Organizations aren’t building enough resiliency against the threat of cyberattacks, says a new report from the World Economic Forum.
The report, issued today, says “there is a large perception gap between business executives who think their companies are secure and security leaders who disagree.”
In particular
- 92 per cent of business executives surveyed agreed that cyber resilience is integrated into enterprise risk-management strategies, but only 55 per cent of security-focused leaders (including CISOs) surveyed agreed with the statement;
- 84 per cent of respondents said that cyber resilience is considered a business priority in their organization, with support and direction from leadership, but a significantly smaller proportion (68 per cent) see cyber resilience as a major part of their overall risk management;
- Only 19 per cent of cyber leaders feel confident that their organizations are cyber resilient;
- 59 per cent of all respondents said they would find it challenging to respond to a cybersecurity incident due to the shortage of skills within their team. While the majority of respondents ranked talent recruitment and retention as their most challenging aspect, the report says, business executives appear less acutely aware of the gaps than their security-focused executives, who perceive their ability to respond to an attack with adequate personnel as one of their main vulnerabilities
“Due to this misalignment,” says the report, “many security leaders still express that
they are not consulted in business decisions, which results in less secure decisions and security issues. This gap between leaders can leave firms vulnerable to attacks as a direct result of incongruous security priorities and policies.”
The report defines cyber resilience as the ability of an organization to transcend (anticipate,
withstand, recover from, and adapt to) any stresses, failures, hazards and threats to its
cyber resources within the organization and its ecosystem, such that the organization
can confidently pursue its mission, enable its culture and maintain its desired way of
operating.
The World Economic Forum (WEF) pushes for public-private co-operation. It is largely known for its annual conference in Davos, Switzerland. Its Centre for Cybersecurity is an independent platform that tries to bridge the gap between cybersecurity experts and decision-makers.

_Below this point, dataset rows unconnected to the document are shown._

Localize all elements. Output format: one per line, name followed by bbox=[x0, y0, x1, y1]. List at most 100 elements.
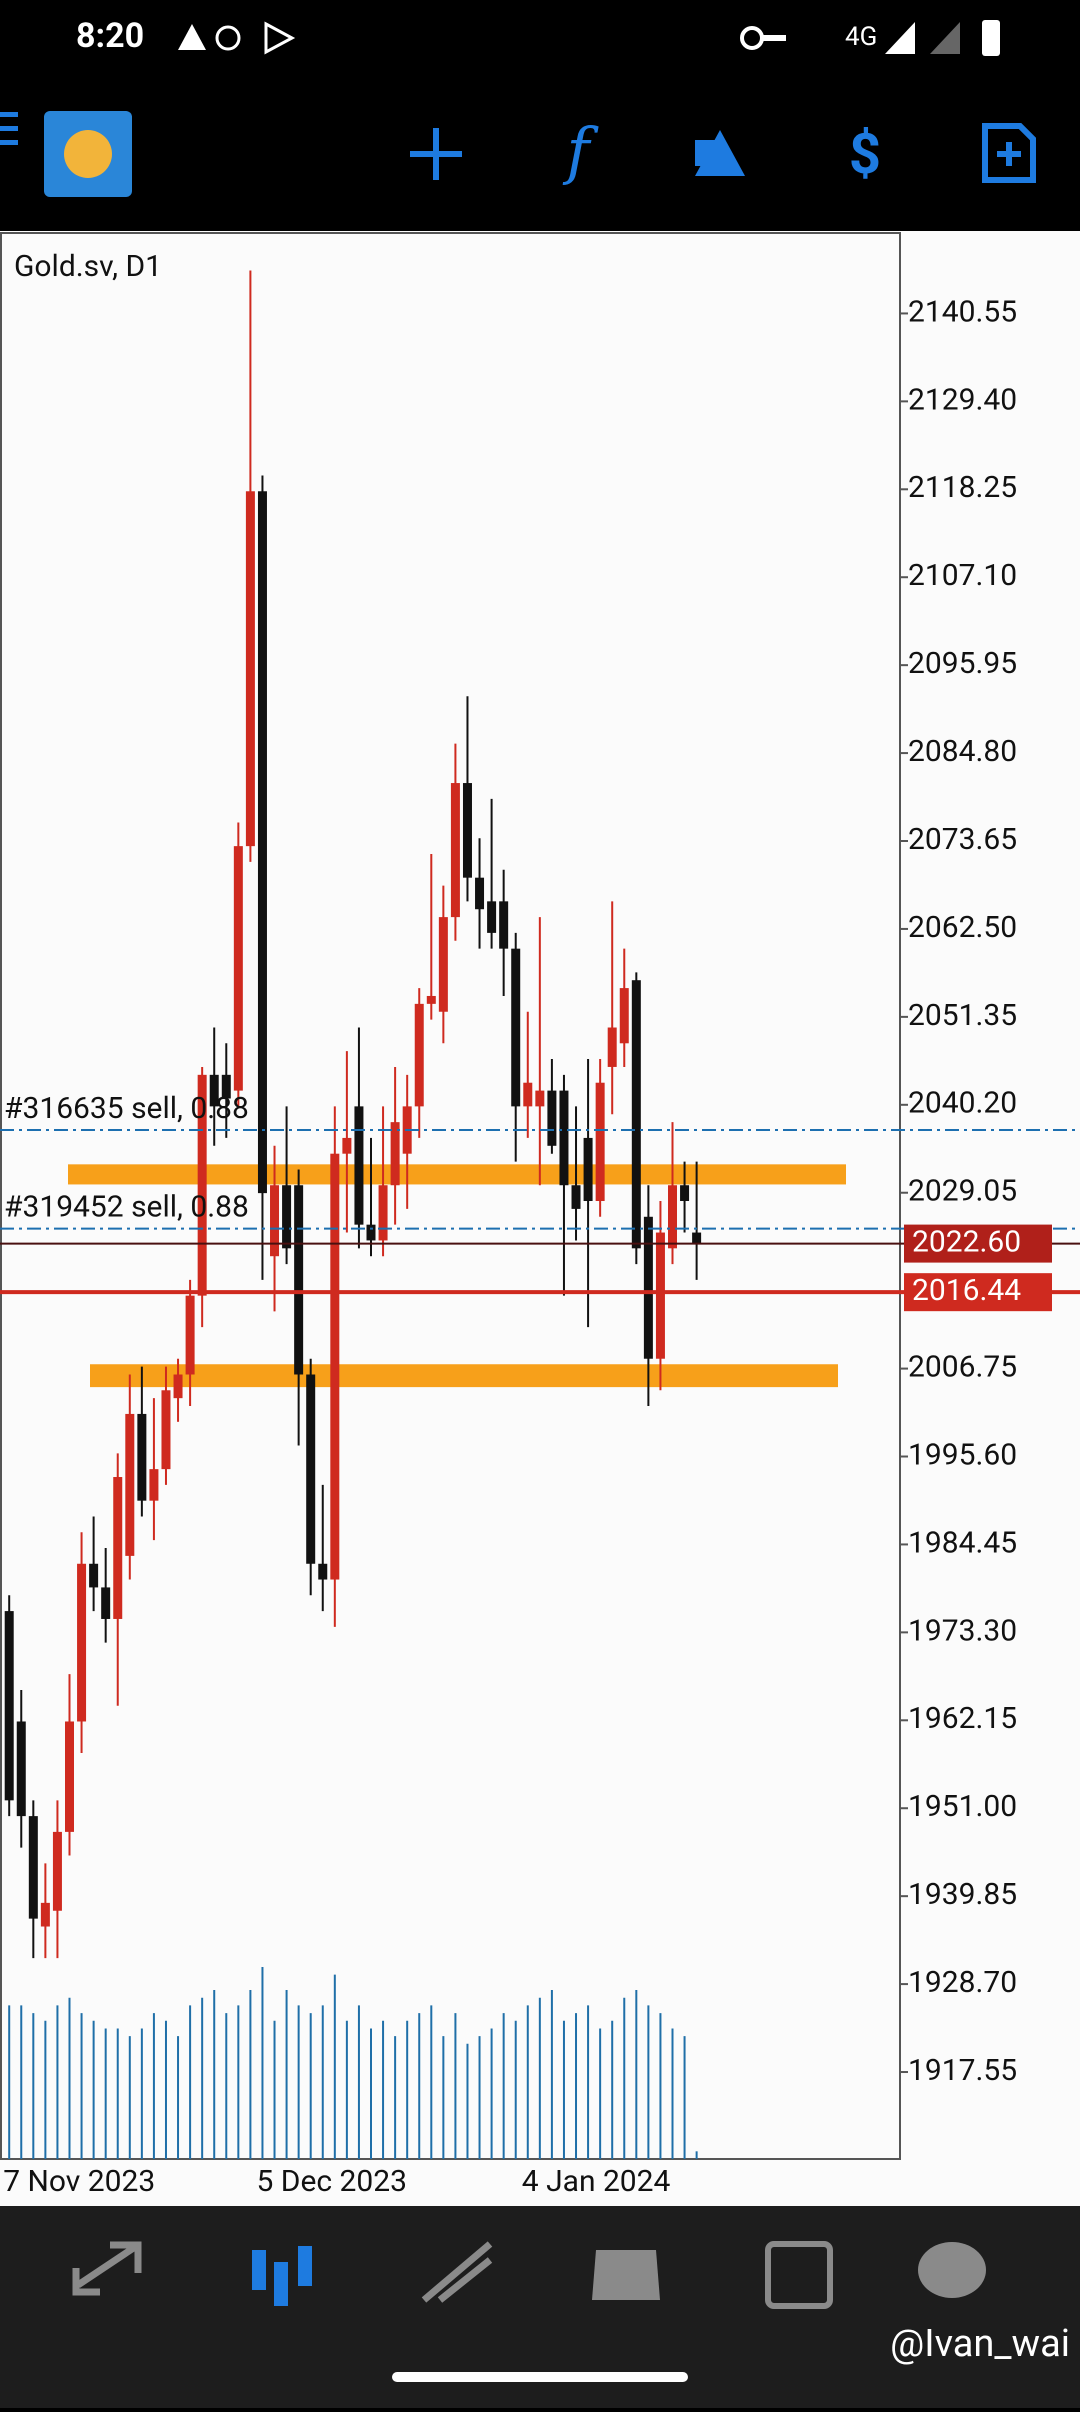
plot: 2140.55 2129.40 2118.25 2107.10 2095.95 2084.… bbox=[0, 270, 1080, 2199]
y-tick-label: 2073.65 bbox=[908, 822, 1017, 857]
plot-frame bbox=[0, 232, 901, 2160]
trade-button[interactable]: $ bbox=[849, 121, 881, 187]
y-tick-label: 1951.00 bbox=[908, 1789, 1017, 1824]
candle-body bbox=[28, 1816, 38, 1919]
menu-icon[interactable] bbox=[0, 140, 18, 145]
y-tick-label: 2140.55 bbox=[908, 294, 1017, 329]
candle-body bbox=[4, 1611, 14, 1801]
app-icon bbox=[215, 25, 241, 51]
battery-icon bbox=[982, 20, 1000, 56]
candle-body bbox=[595, 1082, 605, 1202]
trade-tab[interactable] bbox=[421, 2241, 493, 2303]
candle-body bbox=[282, 1185, 292, 1249]
history-tab[interactable] bbox=[592, 2250, 660, 2300]
y-tick-label: 1995.60 bbox=[908, 1437, 1017, 1472]
y-tick-label: 2084.80 bbox=[908, 734, 1017, 769]
candle-body bbox=[499, 901, 509, 949]
new-order-button[interactable] bbox=[997, 142, 1021, 166]
chart-title: Gold.sv, D1 bbox=[14, 249, 162, 284]
order-label: #316635 sell, 0.88 bbox=[4, 1091, 249, 1126]
candle-body bbox=[197, 1074, 207, 1296]
messages-tab[interactable] bbox=[918, 2242, 986, 2298]
candle-body bbox=[680, 1185, 690, 1202]
candle-body bbox=[233, 846, 243, 1091]
candle-body bbox=[450, 783, 460, 918]
candle-body bbox=[414, 1003, 424, 1107]
quotes-tab[interactable] bbox=[72, 2241, 142, 2296]
y-tick-label: 2062.50 bbox=[908, 910, 1017, 945]
candle-body bbox=[294, 1185, 304, 1375]
key-icon bbox=[760, 35, 786, 41]
candle-body bbox=[438, 917, 448, 1012]
y-tick-label: 2040.20 bbox=[908, 1086, 1017, 1121]
candle-body bbox=[583, 1137, 593, 1202]
candle-body bbox=[535, 1090, 545, 1107]
candle-body bbox=[52, 1831, 62, 1911]
candle-body bbox=[16, 1721, 26, 1817]
candle-body bbox=[306, 1374, 316, 1564]
candle-body bbox=[426, 995, 436, 1004]
y-tick-label: 2095.95 bbox=[908, 646, 1017, 681]
zone bbox=[90, 1364, 838, 1388]
candle-body bbox=[619, 988, 629, 1044]
app-logo bbox=[64, 130, 112, 178]
candle-body bbox=[354, 1106, 364, 1225]
candle-body bbox=[113, 1477, 123, 1619]
x-tick-label: 4 Jan 2024 bbox=[522, 2164, 671, 2199]
news-tab[interactable] bbox=[765, 2241, 833, 2309]
menu-icon[interactable] bbox=[0, 126, 18, 131]
candle-body bbox=[257, 491, 267, 1194]
signal-icon bbox=[930, 22, 960, 54]
home-indicator bbox=[392, 2372, 688, 2382]
candle-body bbox=[149, 1469, 159, 1501]
watermark: @Ivan_wai bbox=[890, 2322, 1070, 2366]
candle-body bbox=[40, 1902, 50, 1927]
candle-body bbox=[378, 1185, 388, 1241]
candle-body bbox=[173, 1374, 183, 1399]
candle-body bbox=[511, 948, 521, 1107]
network-type: 4G bbox=[845, 22, 877, 52]
candle-body bbox=[643, 1216, 653, 1359]
status-time: 8:20 bbox=[76, 16, 144, 56]
y-tick-label: 1962.15 bbox=[908, 1701, 1017, 1736]
y-tick-label: 2029.05 bbox=[908, 1174, 1017, 1209]
price-label-box bbox=[904, 1273, 1052, 1312]
menu-icon[interactable] bbox=[0, 112, 18, 117]
price-label-box bbox=[904, 1224, 1052, 1263]
candle-body bbox=[330, 1153, 340, 1580]
crosshair-button[interactable] bbox=[410, 128, 462, 180]
candle-body bbox=[523, 1082, 533, 1107]
candle-body bbox=[101, 1587, 111, 1619]
chart-tab[interactable] bbox=[252, 2246, 312, 2306]
candle-body bbox=[607, 1027, 617, 1067]
y-tick-label: 1984.45 bbox=[908, 1525, 1017, 1560]
candle-body bbox=[221, 1074, 231, 1099]
y-tick-label: 2006.75 bbox=[908, 1350, 1017, 1385]
price-label: 2016.44 bbox=[912, 1273, 1021, 1308]
candle-body bbox=[655, 1232, 665, 1359]
y-tick-label: 2107.10 bbox=[908, 558, 1017, 593]
alert-icon bbox=[178, 24, 206, 50]
candle-body bbox=[77, 1563, 87, 1722]
y-tick-label: 1939.85 bbox=[908, 1877, 1017, 1912]
candle-body bbox=[318, 1563, 328, 1580]
candle-body bbox=[125, 1413, 135, 1556]
candle-body bbox=[631, 980, 641, 1249]
candle-body bbox=[137, 1413, 147, 1501]
x-tick-label: 7 Nov 2023 bbox=[3, 2164, 155, 2199]
objects-button[interactable] bbox=[695, 140, 721, 166]
candle-body bbox=[89, 1563, 99, 1588]
y-tick-label: 1973.30 bbox=[908, 1613, 1017, 1648]
candle-body bbox=[571, 1185, 581, 1209]
candle-body bbox=[475, 877, 485, 910]
candle-body bbox=[462, 783, 472, 878]
new-order-button[interactable] bbox=[982, 123, 1036, 183]
candle-body bbox=[692, 1232, 702, 1244]
candle-body bbox=[65, 1721, 74, 1832]
candle-body bbox=[366, 1224, 376, 1241]
play-icon bbox=[264, 21, 296, 55]
y-tick-label: 2118.25 bbox=[908, 470, 1017, 505]
candle-body bbox=[161, 1390, 171, 1470]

This is the forum’s first annual Global Cybersecurity Outlook.
“Companies must now embrace cyber resilience – not only defending against cyberattacks but also preparing for swift and timely incident response and recovery when an attack does occur,” said Jeremy Jurgens, managing director of the WEF, on the release of the report, which noted that 2021 was a record-breaking year for cybercrime.
The report says the shift to cyber resilience “will be a crucial development and objective in the next two years. Cyberattacks are inevitable, and at the core of any future-proof cybersecurity strategy stands resilience.” Without continuous investment and
commitment to cyber resilience, it adds, “organizations will be more vulnerable to cyberattacks and thus more likely to endure reputational, financial, operational and safety impacts.”
The report also talks about the importance of information-sharing partnerships between the private sector and government cybersecurity agencies, the problems in recruiting and maintaining cybersecurity talent, and supply chain attacks.